Given this scenario, the Indian Supreme Court on February 14, 2020 passed a directive urging political parties to submit the names of their ‘candidates with criminal records’.
It also asked the parties to justify with proper reasoning as to why such candidates were taken into the party.
Now, all the political parties have only 48 hours deadline to disclose the details of such candidates on respective department websites and social media.
The court asked them to submit all this information to the Election Commission and failing to do so will require them to appear before the courts.
The apex court noted that there has been an alarming rise in a number of criminal candidates and should be addressed on an urgent basis.

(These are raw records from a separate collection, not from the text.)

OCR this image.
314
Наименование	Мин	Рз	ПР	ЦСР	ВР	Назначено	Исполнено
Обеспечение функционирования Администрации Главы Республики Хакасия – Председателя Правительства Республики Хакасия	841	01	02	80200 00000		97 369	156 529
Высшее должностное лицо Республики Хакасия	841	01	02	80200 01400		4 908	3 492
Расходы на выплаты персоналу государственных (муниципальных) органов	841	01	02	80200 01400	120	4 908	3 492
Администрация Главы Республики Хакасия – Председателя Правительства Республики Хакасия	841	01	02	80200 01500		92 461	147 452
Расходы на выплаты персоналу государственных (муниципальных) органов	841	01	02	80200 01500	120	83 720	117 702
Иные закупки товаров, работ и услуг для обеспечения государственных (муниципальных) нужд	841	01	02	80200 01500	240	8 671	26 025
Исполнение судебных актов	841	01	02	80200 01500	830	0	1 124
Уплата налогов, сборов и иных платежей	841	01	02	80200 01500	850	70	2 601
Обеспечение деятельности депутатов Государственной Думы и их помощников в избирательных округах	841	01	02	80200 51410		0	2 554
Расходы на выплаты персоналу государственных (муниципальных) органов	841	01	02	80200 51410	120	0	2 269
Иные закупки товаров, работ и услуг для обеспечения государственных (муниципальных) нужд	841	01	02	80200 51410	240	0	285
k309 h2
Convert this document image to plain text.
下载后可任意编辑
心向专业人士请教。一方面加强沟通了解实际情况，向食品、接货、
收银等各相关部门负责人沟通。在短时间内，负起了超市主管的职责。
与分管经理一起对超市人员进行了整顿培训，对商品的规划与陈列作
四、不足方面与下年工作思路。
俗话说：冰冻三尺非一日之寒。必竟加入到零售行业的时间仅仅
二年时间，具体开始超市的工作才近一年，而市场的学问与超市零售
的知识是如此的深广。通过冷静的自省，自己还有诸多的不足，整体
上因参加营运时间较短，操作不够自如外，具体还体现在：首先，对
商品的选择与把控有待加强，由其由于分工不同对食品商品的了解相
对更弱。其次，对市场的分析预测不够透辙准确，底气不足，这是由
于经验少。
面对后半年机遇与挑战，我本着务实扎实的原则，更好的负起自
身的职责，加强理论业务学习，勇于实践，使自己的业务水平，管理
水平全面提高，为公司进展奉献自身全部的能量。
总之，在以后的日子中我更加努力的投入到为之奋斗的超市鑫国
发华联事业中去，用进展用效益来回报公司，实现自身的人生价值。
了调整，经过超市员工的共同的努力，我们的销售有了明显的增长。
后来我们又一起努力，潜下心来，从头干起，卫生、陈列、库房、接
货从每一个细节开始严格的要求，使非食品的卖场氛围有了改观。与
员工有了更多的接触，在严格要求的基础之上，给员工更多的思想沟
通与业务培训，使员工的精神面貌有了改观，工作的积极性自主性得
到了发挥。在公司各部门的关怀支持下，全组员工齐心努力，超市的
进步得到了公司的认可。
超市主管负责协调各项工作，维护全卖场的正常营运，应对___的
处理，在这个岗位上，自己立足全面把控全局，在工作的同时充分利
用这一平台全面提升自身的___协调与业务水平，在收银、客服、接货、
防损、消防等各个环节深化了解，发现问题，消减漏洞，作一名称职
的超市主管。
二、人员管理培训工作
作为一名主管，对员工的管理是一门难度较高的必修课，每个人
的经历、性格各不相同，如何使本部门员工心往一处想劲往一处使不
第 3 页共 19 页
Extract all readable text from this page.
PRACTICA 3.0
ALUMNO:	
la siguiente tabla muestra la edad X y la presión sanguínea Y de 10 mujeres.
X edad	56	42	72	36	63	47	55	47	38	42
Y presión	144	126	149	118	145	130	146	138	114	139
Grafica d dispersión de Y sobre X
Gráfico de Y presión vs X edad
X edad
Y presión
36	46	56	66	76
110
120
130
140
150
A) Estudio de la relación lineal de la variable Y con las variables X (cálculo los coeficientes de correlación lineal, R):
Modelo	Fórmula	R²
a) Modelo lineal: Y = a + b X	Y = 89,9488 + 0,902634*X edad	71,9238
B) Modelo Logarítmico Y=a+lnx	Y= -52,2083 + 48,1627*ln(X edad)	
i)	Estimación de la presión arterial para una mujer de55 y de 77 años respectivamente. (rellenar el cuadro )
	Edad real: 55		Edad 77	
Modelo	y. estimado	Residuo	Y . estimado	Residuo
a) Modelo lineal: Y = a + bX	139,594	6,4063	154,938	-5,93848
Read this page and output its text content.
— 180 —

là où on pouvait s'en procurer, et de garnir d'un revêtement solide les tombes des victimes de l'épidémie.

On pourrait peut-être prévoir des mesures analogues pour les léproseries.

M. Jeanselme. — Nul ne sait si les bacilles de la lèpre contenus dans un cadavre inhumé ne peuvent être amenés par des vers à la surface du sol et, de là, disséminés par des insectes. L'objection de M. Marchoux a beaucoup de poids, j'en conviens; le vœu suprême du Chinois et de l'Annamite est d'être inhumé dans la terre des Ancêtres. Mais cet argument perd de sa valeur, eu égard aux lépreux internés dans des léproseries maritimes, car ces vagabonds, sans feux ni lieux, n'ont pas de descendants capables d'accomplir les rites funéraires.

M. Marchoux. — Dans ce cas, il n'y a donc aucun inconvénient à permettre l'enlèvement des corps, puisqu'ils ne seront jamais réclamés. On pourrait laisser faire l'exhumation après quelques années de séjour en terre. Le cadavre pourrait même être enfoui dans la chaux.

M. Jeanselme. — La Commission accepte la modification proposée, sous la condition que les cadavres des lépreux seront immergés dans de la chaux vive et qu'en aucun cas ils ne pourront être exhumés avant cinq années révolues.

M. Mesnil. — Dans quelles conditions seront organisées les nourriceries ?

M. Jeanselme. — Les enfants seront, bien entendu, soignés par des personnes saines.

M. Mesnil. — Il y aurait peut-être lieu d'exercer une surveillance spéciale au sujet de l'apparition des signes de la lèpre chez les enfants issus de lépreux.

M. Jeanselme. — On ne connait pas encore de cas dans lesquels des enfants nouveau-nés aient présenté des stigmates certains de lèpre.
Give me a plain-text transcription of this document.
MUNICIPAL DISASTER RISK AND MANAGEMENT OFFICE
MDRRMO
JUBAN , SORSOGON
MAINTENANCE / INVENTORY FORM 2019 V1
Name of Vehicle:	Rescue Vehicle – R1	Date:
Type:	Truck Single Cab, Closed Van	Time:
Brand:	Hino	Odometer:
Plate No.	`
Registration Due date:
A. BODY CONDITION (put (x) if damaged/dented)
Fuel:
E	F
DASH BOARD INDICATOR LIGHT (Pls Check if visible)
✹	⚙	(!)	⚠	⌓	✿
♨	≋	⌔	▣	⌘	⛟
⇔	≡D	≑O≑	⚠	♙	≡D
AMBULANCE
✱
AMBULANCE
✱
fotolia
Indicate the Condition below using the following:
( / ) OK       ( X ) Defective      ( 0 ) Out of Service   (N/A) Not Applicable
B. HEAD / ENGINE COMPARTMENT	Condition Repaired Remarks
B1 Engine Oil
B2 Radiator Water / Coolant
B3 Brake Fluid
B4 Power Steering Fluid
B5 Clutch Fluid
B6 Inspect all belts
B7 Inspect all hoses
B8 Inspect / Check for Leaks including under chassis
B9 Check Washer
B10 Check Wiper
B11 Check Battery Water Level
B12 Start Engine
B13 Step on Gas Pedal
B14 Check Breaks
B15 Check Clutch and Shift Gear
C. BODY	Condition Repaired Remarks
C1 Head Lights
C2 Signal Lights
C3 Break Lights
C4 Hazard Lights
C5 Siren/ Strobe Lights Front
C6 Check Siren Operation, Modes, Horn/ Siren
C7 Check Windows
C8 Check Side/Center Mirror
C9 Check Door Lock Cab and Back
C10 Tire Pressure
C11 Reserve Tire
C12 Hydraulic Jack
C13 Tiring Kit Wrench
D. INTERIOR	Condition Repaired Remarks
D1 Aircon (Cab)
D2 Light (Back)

According to the Association for Democratic Reforms (ADR), around 43% of MPs elected in 2019 had criminal records, a rise from 34% in 2014.
There has been a rise in this trend of ‘Indian MPs with criminal records’ from 24% in 2004 to 30% in 2009.
The range of crimes extend from minor ones or politically-motivated to those involving assault on public officials, rapes and murders.
Questioning their inability to fielding ‘clean’ candidates, the apex court said placing such candidates for ‘winnability’ is not an appropriate justification.
“A key factor motivating parties to select candidates with serious criminal records comes down to cold, hard cash. Self-financing candidates who do not represent a drain on the finite party coffers but instead contribute ‘rents’ to the party,” says political scientist Milan Vaishnav.